Baynes was a friend of the Fordham family and was supportive of them after Mrs. Fordham died leaving teenage children among whom was the future fellow Trinity alumnus and pioneer Jungian analyst, Michael Fordham. Baynes offered him a first brief analysis in 1933, and after Fordham failed to become an assistant to Jung in Zurich, Baynes saw him again for a period (1935–36) before handing him on to Hildegard Kirsch, a Zurich trained psychologist and refugee from Germany.
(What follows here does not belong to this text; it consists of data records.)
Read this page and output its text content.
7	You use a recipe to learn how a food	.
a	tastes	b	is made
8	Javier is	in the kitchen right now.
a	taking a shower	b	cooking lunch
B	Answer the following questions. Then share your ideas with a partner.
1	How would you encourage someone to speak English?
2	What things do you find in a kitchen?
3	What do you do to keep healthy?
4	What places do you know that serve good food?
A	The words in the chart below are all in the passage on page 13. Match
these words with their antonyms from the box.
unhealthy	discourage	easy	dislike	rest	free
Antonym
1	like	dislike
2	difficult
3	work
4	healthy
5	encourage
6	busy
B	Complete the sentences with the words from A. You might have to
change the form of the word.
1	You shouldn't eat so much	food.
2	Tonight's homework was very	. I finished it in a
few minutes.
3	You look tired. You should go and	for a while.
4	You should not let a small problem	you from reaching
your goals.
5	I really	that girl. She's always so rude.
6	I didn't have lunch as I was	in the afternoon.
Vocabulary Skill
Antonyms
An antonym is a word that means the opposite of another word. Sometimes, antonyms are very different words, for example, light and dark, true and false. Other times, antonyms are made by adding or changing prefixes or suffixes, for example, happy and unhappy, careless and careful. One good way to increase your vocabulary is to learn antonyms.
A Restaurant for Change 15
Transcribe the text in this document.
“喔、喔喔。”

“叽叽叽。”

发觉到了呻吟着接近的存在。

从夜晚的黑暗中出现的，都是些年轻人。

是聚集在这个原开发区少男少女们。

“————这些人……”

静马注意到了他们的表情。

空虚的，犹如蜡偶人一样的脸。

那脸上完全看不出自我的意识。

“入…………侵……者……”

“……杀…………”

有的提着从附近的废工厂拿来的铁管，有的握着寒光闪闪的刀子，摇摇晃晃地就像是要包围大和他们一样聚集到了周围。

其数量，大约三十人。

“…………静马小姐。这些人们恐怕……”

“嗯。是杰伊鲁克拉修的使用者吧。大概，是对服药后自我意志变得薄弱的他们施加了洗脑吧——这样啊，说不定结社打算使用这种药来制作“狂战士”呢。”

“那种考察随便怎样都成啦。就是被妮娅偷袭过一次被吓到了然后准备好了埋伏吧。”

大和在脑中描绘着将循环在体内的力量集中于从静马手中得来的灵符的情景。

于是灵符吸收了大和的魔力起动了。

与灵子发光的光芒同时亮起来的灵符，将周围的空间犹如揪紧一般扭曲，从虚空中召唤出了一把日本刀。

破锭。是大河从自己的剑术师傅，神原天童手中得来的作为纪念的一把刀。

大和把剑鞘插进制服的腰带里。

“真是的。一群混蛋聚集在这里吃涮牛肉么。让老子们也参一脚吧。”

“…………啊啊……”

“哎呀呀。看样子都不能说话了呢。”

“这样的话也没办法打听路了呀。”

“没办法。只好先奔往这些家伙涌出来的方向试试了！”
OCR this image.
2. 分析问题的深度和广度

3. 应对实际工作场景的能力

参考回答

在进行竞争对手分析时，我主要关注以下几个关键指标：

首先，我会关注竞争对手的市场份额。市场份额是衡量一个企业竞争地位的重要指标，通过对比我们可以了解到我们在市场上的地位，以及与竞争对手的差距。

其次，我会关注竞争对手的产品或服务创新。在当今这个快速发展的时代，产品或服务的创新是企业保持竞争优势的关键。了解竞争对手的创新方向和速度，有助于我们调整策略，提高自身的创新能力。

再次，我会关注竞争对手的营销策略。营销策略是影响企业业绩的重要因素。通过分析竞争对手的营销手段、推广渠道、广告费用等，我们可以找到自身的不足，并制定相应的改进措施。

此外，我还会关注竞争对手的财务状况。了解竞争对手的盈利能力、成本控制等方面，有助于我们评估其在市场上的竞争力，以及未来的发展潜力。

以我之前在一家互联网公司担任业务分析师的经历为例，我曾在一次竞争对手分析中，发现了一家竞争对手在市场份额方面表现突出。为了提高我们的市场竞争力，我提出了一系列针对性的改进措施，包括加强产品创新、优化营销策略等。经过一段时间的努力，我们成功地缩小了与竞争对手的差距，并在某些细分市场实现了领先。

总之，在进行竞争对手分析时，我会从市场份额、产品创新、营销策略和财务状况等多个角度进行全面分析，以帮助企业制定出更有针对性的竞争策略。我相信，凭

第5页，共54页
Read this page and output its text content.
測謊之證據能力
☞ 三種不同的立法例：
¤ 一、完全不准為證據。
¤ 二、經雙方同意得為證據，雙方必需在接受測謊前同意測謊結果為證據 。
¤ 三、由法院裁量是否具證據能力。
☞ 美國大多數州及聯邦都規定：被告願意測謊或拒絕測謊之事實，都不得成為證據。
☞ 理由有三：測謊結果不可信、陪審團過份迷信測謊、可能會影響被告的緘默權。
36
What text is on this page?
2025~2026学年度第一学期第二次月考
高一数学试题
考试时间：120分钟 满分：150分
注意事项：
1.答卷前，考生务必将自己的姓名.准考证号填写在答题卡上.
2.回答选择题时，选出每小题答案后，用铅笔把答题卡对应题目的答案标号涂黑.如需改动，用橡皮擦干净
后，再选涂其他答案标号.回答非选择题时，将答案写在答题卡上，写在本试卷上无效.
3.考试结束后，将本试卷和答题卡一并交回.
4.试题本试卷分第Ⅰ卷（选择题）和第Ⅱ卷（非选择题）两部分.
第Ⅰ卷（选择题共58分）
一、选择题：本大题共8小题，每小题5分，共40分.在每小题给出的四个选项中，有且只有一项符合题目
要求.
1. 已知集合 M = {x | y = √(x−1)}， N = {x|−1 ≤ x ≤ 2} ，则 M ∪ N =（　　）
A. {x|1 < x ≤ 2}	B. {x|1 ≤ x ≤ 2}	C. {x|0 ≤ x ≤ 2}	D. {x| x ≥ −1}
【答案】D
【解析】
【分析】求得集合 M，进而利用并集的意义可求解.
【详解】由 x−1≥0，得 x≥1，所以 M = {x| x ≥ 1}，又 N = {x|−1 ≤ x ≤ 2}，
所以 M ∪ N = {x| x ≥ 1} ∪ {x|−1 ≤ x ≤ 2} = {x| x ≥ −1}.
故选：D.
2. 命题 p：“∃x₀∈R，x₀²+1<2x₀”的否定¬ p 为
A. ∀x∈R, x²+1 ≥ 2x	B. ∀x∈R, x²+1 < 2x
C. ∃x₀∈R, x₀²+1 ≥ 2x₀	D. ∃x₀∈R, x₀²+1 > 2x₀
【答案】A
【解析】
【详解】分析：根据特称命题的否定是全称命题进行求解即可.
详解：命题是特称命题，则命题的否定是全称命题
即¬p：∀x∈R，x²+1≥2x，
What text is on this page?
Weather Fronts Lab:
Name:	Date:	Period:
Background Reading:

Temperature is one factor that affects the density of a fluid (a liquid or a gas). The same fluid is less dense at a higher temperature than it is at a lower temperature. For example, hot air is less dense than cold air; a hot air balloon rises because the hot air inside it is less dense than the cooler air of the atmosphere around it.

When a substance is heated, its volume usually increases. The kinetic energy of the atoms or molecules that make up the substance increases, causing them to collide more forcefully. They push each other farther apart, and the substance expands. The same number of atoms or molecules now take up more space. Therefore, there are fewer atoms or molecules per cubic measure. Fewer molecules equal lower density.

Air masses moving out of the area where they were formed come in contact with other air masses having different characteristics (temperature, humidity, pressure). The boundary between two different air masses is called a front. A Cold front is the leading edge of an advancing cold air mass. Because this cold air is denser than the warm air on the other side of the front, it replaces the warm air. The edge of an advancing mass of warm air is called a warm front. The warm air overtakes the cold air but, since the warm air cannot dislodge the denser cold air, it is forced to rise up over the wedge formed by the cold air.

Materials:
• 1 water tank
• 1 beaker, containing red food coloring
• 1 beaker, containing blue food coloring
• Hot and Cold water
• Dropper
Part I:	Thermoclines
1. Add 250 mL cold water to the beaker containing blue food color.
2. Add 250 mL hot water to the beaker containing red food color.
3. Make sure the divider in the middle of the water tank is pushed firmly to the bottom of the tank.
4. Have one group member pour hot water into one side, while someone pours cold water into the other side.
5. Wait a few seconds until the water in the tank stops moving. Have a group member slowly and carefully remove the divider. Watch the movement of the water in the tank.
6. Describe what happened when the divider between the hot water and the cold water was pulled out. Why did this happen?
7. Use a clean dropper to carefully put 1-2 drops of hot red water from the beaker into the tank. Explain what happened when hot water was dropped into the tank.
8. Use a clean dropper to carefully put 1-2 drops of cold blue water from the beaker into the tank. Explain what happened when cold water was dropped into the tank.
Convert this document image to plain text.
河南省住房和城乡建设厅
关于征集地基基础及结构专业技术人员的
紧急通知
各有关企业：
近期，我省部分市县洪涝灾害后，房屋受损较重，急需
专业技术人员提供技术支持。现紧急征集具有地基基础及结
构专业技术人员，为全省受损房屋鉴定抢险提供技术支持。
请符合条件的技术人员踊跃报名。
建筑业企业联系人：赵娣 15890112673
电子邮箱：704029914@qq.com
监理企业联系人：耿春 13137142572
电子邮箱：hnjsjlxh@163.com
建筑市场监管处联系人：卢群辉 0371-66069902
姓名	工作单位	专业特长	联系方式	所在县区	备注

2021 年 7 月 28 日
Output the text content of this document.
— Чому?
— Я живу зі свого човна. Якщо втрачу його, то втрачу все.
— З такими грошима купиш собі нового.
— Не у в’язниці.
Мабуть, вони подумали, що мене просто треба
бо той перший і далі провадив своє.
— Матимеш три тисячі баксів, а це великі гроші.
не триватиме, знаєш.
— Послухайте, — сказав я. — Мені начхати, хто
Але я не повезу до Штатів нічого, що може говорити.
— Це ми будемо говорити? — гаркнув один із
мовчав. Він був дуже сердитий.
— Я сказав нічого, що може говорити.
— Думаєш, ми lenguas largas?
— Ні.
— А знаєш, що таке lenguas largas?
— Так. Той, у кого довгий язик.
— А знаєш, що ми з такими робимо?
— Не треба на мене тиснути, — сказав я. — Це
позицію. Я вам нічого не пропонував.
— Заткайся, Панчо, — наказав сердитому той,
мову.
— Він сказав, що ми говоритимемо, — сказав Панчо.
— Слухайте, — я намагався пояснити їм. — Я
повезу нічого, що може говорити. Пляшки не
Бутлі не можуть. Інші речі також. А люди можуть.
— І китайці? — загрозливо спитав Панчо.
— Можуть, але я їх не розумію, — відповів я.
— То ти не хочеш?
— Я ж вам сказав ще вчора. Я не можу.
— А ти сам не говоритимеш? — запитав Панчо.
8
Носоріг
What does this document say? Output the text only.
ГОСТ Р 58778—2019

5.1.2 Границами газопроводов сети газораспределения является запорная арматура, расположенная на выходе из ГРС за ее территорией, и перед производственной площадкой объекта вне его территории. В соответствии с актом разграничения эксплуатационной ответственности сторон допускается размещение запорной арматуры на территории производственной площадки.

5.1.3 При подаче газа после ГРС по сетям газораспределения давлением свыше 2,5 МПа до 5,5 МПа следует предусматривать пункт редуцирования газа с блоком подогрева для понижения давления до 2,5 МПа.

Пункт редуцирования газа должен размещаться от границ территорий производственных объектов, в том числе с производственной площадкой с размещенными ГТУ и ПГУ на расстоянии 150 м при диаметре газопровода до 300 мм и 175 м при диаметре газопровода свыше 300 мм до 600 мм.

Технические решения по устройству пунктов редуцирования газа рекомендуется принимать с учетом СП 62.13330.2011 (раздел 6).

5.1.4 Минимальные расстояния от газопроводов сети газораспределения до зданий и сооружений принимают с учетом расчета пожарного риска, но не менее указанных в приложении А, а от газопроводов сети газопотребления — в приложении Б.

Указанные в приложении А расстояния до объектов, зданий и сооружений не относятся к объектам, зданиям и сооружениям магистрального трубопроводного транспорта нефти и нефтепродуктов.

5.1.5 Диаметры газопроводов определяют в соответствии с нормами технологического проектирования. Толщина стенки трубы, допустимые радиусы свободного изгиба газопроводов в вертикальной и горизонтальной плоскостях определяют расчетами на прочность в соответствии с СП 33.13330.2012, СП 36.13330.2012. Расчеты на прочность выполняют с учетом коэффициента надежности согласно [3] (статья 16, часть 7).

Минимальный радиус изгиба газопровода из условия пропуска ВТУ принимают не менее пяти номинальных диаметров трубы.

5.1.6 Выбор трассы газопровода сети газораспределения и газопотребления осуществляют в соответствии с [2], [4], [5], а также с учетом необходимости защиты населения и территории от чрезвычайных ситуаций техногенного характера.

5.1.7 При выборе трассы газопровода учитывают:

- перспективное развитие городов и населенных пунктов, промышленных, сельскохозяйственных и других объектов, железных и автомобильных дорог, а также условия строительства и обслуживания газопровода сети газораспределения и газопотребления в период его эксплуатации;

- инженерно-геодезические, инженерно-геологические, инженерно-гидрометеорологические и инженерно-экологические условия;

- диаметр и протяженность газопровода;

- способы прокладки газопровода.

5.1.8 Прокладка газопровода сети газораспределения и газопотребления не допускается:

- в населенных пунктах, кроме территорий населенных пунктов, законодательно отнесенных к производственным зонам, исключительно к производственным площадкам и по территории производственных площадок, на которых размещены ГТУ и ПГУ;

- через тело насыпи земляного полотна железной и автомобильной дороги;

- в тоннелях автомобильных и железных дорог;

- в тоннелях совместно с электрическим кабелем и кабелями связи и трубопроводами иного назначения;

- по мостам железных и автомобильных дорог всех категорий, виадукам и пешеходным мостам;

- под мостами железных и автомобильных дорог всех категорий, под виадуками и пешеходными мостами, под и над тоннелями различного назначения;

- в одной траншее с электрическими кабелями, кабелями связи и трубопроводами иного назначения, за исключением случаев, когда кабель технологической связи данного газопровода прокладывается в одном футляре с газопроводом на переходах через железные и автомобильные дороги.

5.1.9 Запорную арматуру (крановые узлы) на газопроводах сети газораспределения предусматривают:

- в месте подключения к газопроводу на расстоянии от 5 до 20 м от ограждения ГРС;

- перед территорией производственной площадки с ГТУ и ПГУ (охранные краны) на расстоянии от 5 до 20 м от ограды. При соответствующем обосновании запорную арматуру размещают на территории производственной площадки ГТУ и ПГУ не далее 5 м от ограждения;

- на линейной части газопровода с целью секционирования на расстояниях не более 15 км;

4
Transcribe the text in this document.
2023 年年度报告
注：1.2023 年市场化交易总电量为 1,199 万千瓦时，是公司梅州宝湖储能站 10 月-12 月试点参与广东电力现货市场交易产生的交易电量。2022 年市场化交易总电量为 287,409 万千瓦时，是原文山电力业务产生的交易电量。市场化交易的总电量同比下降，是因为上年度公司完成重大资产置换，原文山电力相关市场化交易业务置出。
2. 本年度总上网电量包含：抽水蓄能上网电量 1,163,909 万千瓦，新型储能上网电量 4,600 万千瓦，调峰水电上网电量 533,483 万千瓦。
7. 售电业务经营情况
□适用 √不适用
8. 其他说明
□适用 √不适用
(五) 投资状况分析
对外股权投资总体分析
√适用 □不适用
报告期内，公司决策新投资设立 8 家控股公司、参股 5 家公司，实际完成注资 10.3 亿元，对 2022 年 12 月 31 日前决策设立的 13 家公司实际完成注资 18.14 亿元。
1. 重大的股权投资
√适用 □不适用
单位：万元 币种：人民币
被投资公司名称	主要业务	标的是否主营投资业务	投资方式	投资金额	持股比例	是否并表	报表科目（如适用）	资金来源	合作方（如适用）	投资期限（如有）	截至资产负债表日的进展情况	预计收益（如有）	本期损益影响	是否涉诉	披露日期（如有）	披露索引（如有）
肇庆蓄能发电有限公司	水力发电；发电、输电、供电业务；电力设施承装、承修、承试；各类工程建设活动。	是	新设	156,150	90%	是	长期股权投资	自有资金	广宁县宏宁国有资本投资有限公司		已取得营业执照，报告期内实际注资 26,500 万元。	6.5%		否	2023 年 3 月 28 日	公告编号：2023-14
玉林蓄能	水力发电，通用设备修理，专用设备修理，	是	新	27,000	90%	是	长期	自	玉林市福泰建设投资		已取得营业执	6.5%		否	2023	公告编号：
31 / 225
== List of selected publications ==

- Mythology of the soul; a research into the unconscious from schizophrenic dreams and drawings, London: Baillière, Tindall and Cox, 1940.
- Germany possessed, 1941. With an introduction by Hermann Rauschning.
- Analytical psychology and the English mind, and other papers, London: Methuen, 1950.
- "Foreword" to Analytical Psychology and the English Mind and Other Papers. London: Methuen and republican. CW 18, 78

- Translated into English
- Jung, C. G., tr. Baynes, H. G. (1920). "The Psychological Foundations of Belief in Spirits." Proceedings of the Society for Psychical Research, XXXI:79 (May), 75–93. Read before a Society meeting, London, 4 July 1919.
- Jung, C. G., & Baynes, H. G. (1921). Psychological Types, or, The Psychology of Individuation. London: Kegan Paul Trench Trubner. (Collected Works Vol.6 ISBN 0-691-01813-8) and New York: Harcourt, Brace & Co., 1926. The International Library of Psychology, Philosophy and Scientific Method
- Jung, C. G., Baynes, H. G., & Baynes, C. F. (1928). Contributions to Analytical Psychology. London: Routledge & Kegan Paul.
- Jung, C. G., tr. Baynes, H. G. & Baynes, C. F.(1928) Two essays on analytical psychology. New York, Dodd, Mead and Co.